田家:続いて、当時のことも伺っております。次にお聴きいただく曲は、そのアルバムから「申し訳ないが気分がいい」。

(インタビュー)

田家:なかなかあの時代を知らない人に説明しにくいところがあるんですけど、1960年代の終わりと1970年代の鬱屈とした挫折感のようなものの捌け口に岡林さんがなった場面はありましたもんね。

岡林:そういう重圧感も感じたから、あそこで一旦やめて田舎に引っ込むしかなかった。あのまま続けてたら死んでたと思うよ。

田家:引っ込むって決めた時は、何か清々しいものがあったりしましたか? それとも悲壮感みたいな。

岡林:それはそうやね。清々したというか、全部背負っているものを捨てる、これでもう2度と歌えなくなってもいいし、人気がなくなってもいいしって。ある種の清々しい気持ち。次に俺がやることを見つけられたという喜び。田舎に行って田植え稲刈りの生活をとりあえずやってみるんだ、それで何が見えてくるのかというのも楽しみだし。だから、変な悲壮感みたいなものはなかったな。次に行けるんだっていう気持ち。

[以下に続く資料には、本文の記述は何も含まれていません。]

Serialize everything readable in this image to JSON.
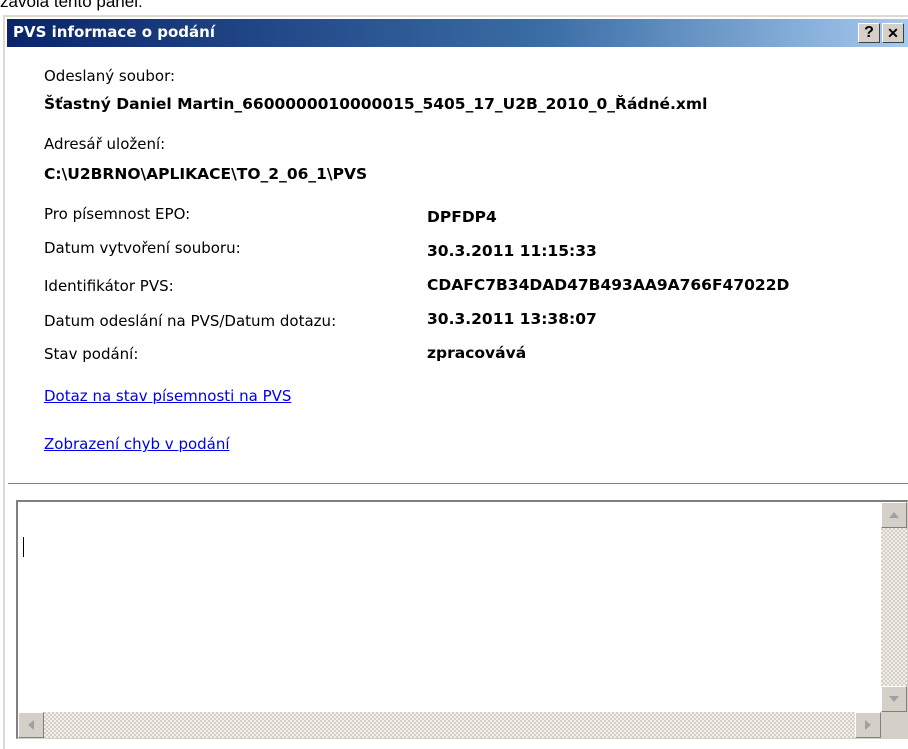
{
  "above_text": "zavola tento panel:",
  "dialog": {
    "title": "PVS informace o podání",
    "help_label": "?",
    "close_label": "✕"
  },
  "fields": {
    "odeslany_label": "Odeslaný soubor:",
    "odeslany_value": "Šťastný Daniel Martin_6600000010000015_5405_17_U2B_2010_0_Řádné.xml",
    "adresar_label": "Adresář uložení:",
    "adresar_value": "C:\\U2BRNO\\APLIKACE\\TO_2_06_1\\PVS",
    "epo_label": "Pro písemnost EPO:",
    "epo_value": "DPFDP4",
    "datum_vytvoreni_label": "Datum vytvoření souboru:",
    "datum_vytvoreni_value": "30.3.2011 11:15:33",
    "identifikator_label": "Identifikátor PVS:",
    "identifikator_value": "CDAFC7B34DAD47B493AA9A766F47022D",
    "datum_odeslani_label": "Datum odeslání na PVS/Datum dotazu:",
    "datum_odeslani_value": "30.3.2011 13:38:07",
    "stav_label": "Stav podání:",
    "stav_value": "zpracovává"
  },
  "links": {
    "dotaz": "Dotaz na stav písemnosti na PVS",
    "chyby": "Zobrazení chyb v podání"
  },
  "memo": {
    "value": ""
  },
  "icons": {
    "help": "question-icon",
    "close": "close-icon",
    "scroll_up": "arrow-up-icon",
    "scroll_down": "arrow-down-icon",
    "scroll_left": "arrow-left-icon",
    "scroll_right": "arrow-right-icon"
  }
}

田家:京都の綾部という場所はどうやって見つけたんですか?

岡林:色々な役場に行って、離散した人で田んぼや畑を売ってくれる人いませんかって訊いてまわったのよ。和歌山も行ったし、岐阜も行ったし。中津川にも住んだんだけど、結局そこは畑田んぼを譲ってくれる人がいなかったのよ。それでもっと辺鄙なところに行ったらあるんじゃねえかってことで綾部の市役所に行ったら、たまたま俺の村に田んぼも畑も売りたがってる人いるよっておっさんがいたのよ。住んでみたら、冬は雪が積もって身動きできないし、エライところに来たなあって思って(笑)。